Ryan Schmidt said the following, on 09-08-13 7:12 PM:
On Aug 9, 2013, at 15:40, "Naumenko, Roman" wrote:
I wanted to check if it's possible to configure subversion in
master-slave mode with some sort of common URL on the proxy server or
loadbalancer, so end users wouldn't bother with different names for
slave/master/readonly and geolocal names.
You can configure any number of read-only slaves which maintain copies of the master 
repository with a very slight delay. The mirroring and keeping in sync would be 
accomplished using svnsync. To access the repositories, users would use the hostname of a 
mirror near to them. For read operations, they would occur on the mirror and therefore be 
faster than accessing the farther-away master. For write operations, you configure the 
mirror to proxy those requests back to the master. (Search for "write-through 
proxy" for more on this.) In this way the users only need to know the address of 
their closest mirror; they do not need to know which is the master or to know its address.
I wanted to have universal URL, which might resolve to different IP based on location - for performance.
But more important, I'd like to have a few nodes handling writes.
Of course, it would be ideal if subversion nodes could just share a
storage, so any sort of requests from a load balancer can processed by
any node without need to replicate changes over network.
If your storage is robust (i.e. a cluster filesystem, such as Xsan) and you 
want to run multiple Subversion servers that each have access to the same 
repositories on the same storage, then yes, you can do that instead.
The storage is robust enough - NetApp or possibly SAN with all enterprise bells and whistles.

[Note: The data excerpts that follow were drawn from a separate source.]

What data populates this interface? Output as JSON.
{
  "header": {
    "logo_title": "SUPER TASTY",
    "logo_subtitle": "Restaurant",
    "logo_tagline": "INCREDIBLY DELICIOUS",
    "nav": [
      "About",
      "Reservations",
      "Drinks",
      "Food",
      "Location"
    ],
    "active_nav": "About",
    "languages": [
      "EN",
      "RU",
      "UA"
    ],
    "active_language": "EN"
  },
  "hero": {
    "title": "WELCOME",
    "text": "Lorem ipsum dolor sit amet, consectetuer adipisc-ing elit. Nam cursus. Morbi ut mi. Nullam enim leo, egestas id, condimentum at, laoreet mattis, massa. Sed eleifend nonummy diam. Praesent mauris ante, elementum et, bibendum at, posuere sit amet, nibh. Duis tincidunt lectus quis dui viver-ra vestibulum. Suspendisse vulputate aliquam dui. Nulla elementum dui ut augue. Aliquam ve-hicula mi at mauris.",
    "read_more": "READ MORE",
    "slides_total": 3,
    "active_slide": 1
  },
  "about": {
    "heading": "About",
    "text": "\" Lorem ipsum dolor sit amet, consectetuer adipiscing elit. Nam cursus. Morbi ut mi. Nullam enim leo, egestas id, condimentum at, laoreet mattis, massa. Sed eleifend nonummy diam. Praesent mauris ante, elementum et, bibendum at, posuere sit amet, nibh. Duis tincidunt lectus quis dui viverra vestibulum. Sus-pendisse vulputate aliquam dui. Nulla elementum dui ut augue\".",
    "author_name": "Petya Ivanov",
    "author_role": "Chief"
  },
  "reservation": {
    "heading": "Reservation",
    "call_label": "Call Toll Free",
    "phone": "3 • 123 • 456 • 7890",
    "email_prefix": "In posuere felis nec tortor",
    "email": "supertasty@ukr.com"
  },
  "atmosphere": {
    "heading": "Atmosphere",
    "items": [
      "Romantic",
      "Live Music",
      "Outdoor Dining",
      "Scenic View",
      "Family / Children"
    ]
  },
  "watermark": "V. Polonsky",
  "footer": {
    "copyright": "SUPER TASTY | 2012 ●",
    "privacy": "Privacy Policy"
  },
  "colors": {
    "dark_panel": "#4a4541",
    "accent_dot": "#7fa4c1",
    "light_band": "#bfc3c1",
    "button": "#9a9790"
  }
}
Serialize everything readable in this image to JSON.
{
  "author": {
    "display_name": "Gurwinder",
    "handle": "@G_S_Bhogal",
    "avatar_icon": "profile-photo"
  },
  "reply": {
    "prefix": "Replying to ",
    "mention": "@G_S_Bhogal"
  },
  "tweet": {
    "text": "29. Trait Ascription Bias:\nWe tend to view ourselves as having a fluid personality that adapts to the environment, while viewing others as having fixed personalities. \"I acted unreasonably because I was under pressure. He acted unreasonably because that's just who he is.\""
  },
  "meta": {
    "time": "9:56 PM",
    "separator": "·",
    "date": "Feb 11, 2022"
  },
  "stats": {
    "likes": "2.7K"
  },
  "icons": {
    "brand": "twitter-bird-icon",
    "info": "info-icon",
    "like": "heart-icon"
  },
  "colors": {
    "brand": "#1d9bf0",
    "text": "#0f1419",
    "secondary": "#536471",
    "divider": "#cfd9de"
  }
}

Ok, so if multiple nodes are accessing the same mount point with repos data, will they be able to handle writes from multiple clients correctly? Thinking out loud: yes, they should - since it's no difference for a repository if multiple clients commiting over same server or few distributed nodes. Or is it different when the same process handles all requests? Does it mean that HA and loadbalancing should be pretty easy to setup? It should be, yet the information is almost absent about examples of such architecture. I must be missing something here.